Last year I put my Roth contribution in a Fidelity sector fund concentrating on banking and investing (Fidelity Select Financial, FIDSX). It did pretty well and after it went up 20% I exchanged it for a high-yield bond fund in September (FAGIX). I wanted something more conservative than equities which had gone up a good bit, and it seemed like there was still a lot of turmoil ahead relating to the fiscal cliff. However, I think FIDSX ended up a little ahead of where I sold it.
For 2013, I realized that I could put the entire contribution in an existing Roth fund I already have, Vanguard’s Small Cap Value (VISVX), and that would get that balance up high enough to upgrade to Vanguard’s “Admiral shares” which have a lower expense ratio. It isn’t a huge difference, 0.24% for VISVX and 0.10% for the admiral shares (VSIAX), but why not? It’s half the cost.
To fund it, I figured I would sell some emerging market shares (VEMAX) I have that have gone up 20% since I bought them and then buy the rest of the $5,500 maximum allowable contribution with some short-term bond fund shares.
Not real exciting, but I do think small caps will continue to do well this upcoming year. Now that I’ve paid off my mortgage, I also went ahead and maxed out my deferred compensation contributions for 2013 and opened a 401k, which seems like double-dipping, but you are allowed to do both. I may have bit off too much by adding the 401k, but I can reduce it later.
One advantage of being your older brother is I am able to take advantage of 401K catch-up contributions. If you are old enough you get to contribute more to “catch up” in case you are behind. I’m not behind, but there is no “behind rule” so I’m catching up.
This was a crazy year, with the stock market up 30%. Using money from my emerging markets fund in January to buy small cap shares in my Roth turned out to be great because the emerging market fund lost 3% while the small cap fund was up 30%. In September the small cap shares were up over 20% (my usual sell trigger), so I sold most of what I had bought this year and put it in short term bonds, thinking a correction must be on the horizon. The correction never came and the small cap shares went up another 10%.
Meanwhile in July, I sold my high-yield bond shares in my Roth account at Fidelity and bought Fidelity Low Priced Stock shares, a fund with the curious strategy of buying stocks whose share price is less than $35 a share. It is a 5-star fund, but no Apple or Google, I guess. I may have missed its best years, but it is up 15% in the 6 months I have owned it (the rise in stocks has been disturbingly steady).

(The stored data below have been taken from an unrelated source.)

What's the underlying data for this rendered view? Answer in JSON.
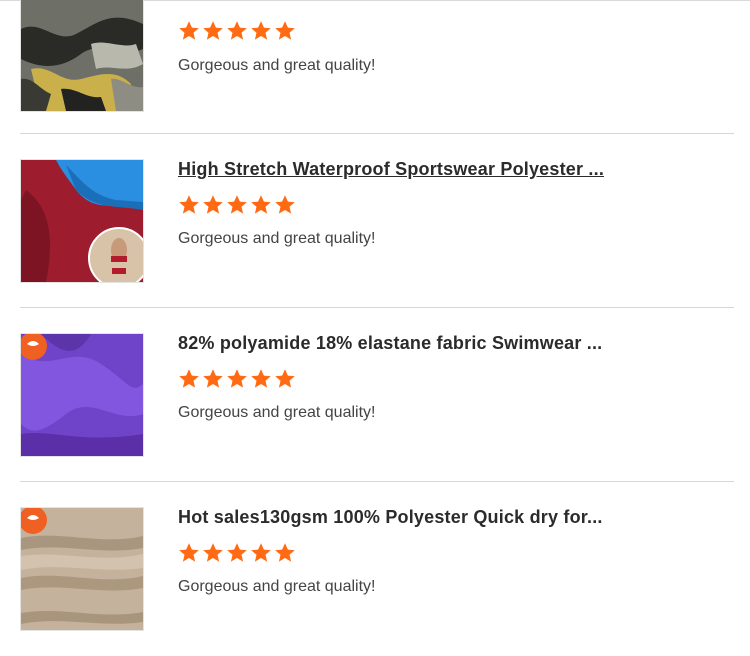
{
  "reviews": [
    {
      "title": "",
      "rating": 5,
      "comment": "Gorgeous and great quality!",
      "image_icon": "camo-fabric-image"
    },
    {
      "title": "High Stretch Waterproof Sportswear Polyester ...",
      "rating": 5,
      "comment": "Gorgeous and great quality!",
      "image_icon": "swimwear-fabric-image"
    },
    {
      "title": "82% polyamide 18% elastane fabric Swimwear ...",
      "rating": 5,
      "comment": "Gorgeous and great quality!",
      "image_icon": "purple-fabric-image"
    },
    {
      "title": "Hot sales130gsm 100% Polyester Quick dry for...",
      "rating": 5,
      "comment": "Gorgeous and great quality!",
      "image_icon": "beige-fabric-image"
    }
  ],
  "colors": {
    "star": "#ff6a13",
    "separator": "#d6d6d6"
  }
}
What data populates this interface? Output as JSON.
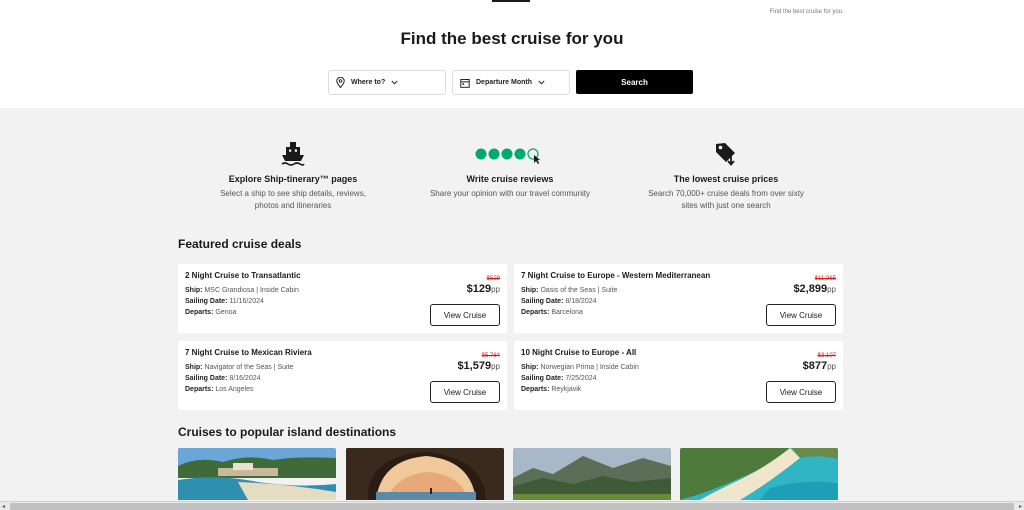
{
  "header": {
    "breadcrumb": "Find the best cruise for you",
    "title": "Find the best cruise for you"
  },
  "search": {
    "where_label": "Where to?",
    "month_label": "Departure Month",
    "button_label": "Search"
  },
  "features": [
    {
      "icon": "ship-icon",
      "title": "Explore Ship-tinerary™ pages",
      "desc1": "Select a ship to see ship details, reviews,",
      "desc2": "photos and itineraries"
    },
    {
      "icon": "rating-bubbles-icon",
      "title": "Write cruise reviews",
      "desc1": "Share your opinion with our travel community",
      "desc2": ""
    },
    {
      "icon": "price-tag-icon",
      "title": "The lowest cruise prices",
      "desc1": "Search 70,000+ cruise deals from over sixty",
      "desc2": "sites with just one search"
    }
  ],
  "featured": {
    "title": "Featured cruise deals",
    "labels": {
      "ship": "Ship:",
      "sailing": "Sailing Date:",
      "departs": "Departs:"
    },
    "pp": "pp",
    "button_label": "View Cruise",
    "deals": [
      {
        "name": "2 Night Cruise to Transatlantic",
        "ship": "MSC Grandiosa | Inside Cabin",
        "date": "11/16/2024",
        "departs": "Genoa",
        "old_price": "$529",
        "price": "$129"
      },
      {
        "name": "7 Night Cruise to Europe - Western Mediterranean",
        "ship": "Oasis of the Seas | Suite",
        "date": "8/18/2024",
        "departs": "Barcelona",
        "old_price": "$11,365",
        "price": "$2,899"
      },
      {
        "name": "7 Night Cruise to Mexican Riviera",
        "ship": "Navigator of the Seas | Suite",
        "date": "8/16/2024",
        "departs": "Los Angeles",
        "old_price": "$5,764",
        "price": "$1,579"
      },
      {
        "name": "10 Night Cruise to Europe - All",
        "ship": "Norwegian Prima | Inside Cabin",
        "date": "7/25/2024",
        "departs": "Reykjavik",
        "old_price": "$3,107",
        "price": "$877"
      }
    ]
  },
  "islands": {
    "title": "Cruises to popular island destinations"
  },
  "colors": {
    "accent_green": "#00aa6c",
    "sale_red": "#d91e18",
    "button_black": "#000000"
  }
}
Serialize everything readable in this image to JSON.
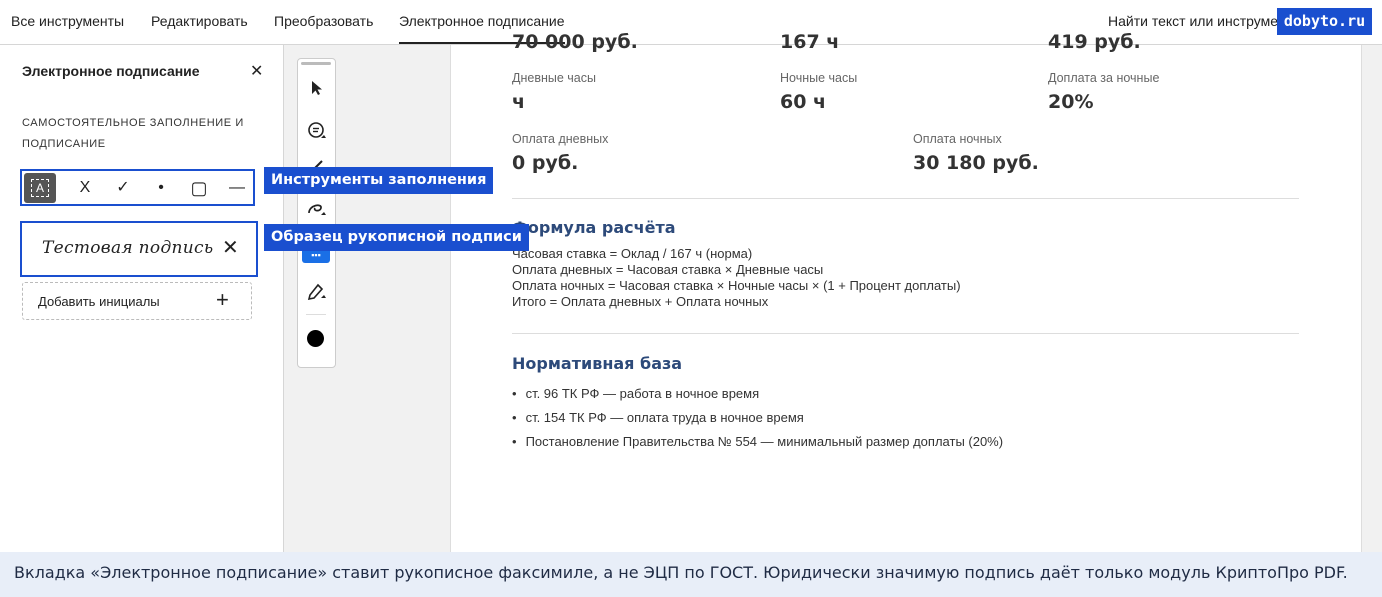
{
  "nav": {
    "tabs": [
      {
        "label": "Все инструменты"
      },
      {
        "label": "Редактировать"
      },
      {
        "label": "Преобразовать"
      },
      {
        "label": "Электронное подписание"
      }
    ],
    "search_text": "Найти текст или инструме",
    "watermark": "dobyto.ru"
  },
  "panel": {
    "title": "Электронное подписание",
    "close": "✕",
    "section_label": "САМОСТОЯТЕЛЬНОЕ ЗАПОЛНЕНИЕ И ПОДПИСАНИЕ",
    "tools": {
      "text": "A",
      "cross": "X",
      "check": "✓",
      "dot": "•",
      "rect": "▢",
      "line": "—"
    },
    "signature": "Тестовая подпись",
    "signature_remove": "✕",
    "initials_label": "Добавить инициалы",
    "initials_plus": "+"
  },
  "callouts": {
    "tools": "Инструменты заполнения",
    "signature": "Образец рукописной подписи"
  },
  "doc": {
    "cut_values": [
      "70 000 руб.",
      "167 ч",
      "419 руб."
    ],
    "row1": [
      {
        "label": "Дневные часы",
        "value": "ч"
      },
      {
        "label": "Ночные часы",
        "value": "60 ч"
      },
      {
        "label": "Доплата за ночные",
        "value": "20%"
      }
    ],
    "row2": [
      {
        "label": "Оплата дневных",
        "value": "0 руб."
      },
      {
        "label": "Оплата ночных",
        "value": "30 180 руб."
      }
    ],
    "formula_title": "Формула расчёта",
    "formula_lines": [
      "Часовая ставка = Оклад / 167 ч (норма)",
      "Оплата дневных = Часовая ставка × Дневные часы",
      "Оплата ночных = Часовая ставка × Ночные часы × (1 + Процент доплаты)",
      "Итого = Оплата дневных + Оплата ночных"
    ],
    "norms_title": "Нормативная база",
    "norms": [
      "ст. 96 ТК РФ — работа в ночное время",
      "ст. 154 ТК РФ — оплата труда в ночное время",
      "Постановление Правительства № 554 — минимальный размер доплаты (20%)"
    ]
  },
  "footer": "Вкладка «Электронное подписание» ставит рукописное факсимиле, а не ЭЦП по ГОСТ. Юридически значимую подпись даёт только модуль КриптоПро PDF."
}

I’m still not old enough to do any catch-up contributions yet, but I managed to stick with taking out money for both my 457b and 401k plans at work, getting around the maximum contribution limit that most people would have. Since my retirement pension should be 60% of my salary and I am contributing 30% of my salary now towards retirement (taking home 70%), I should be able to take home more during retirement than I do working when I add in deferred comp and IRA withdrawals. Although you can’t take out earnings from a Roth IRA until you are 59.5, you can take out the principle and I figured that if I retire at 55, I should be able to take out regular payments from the Roth without exhausting the principle until after 59.5.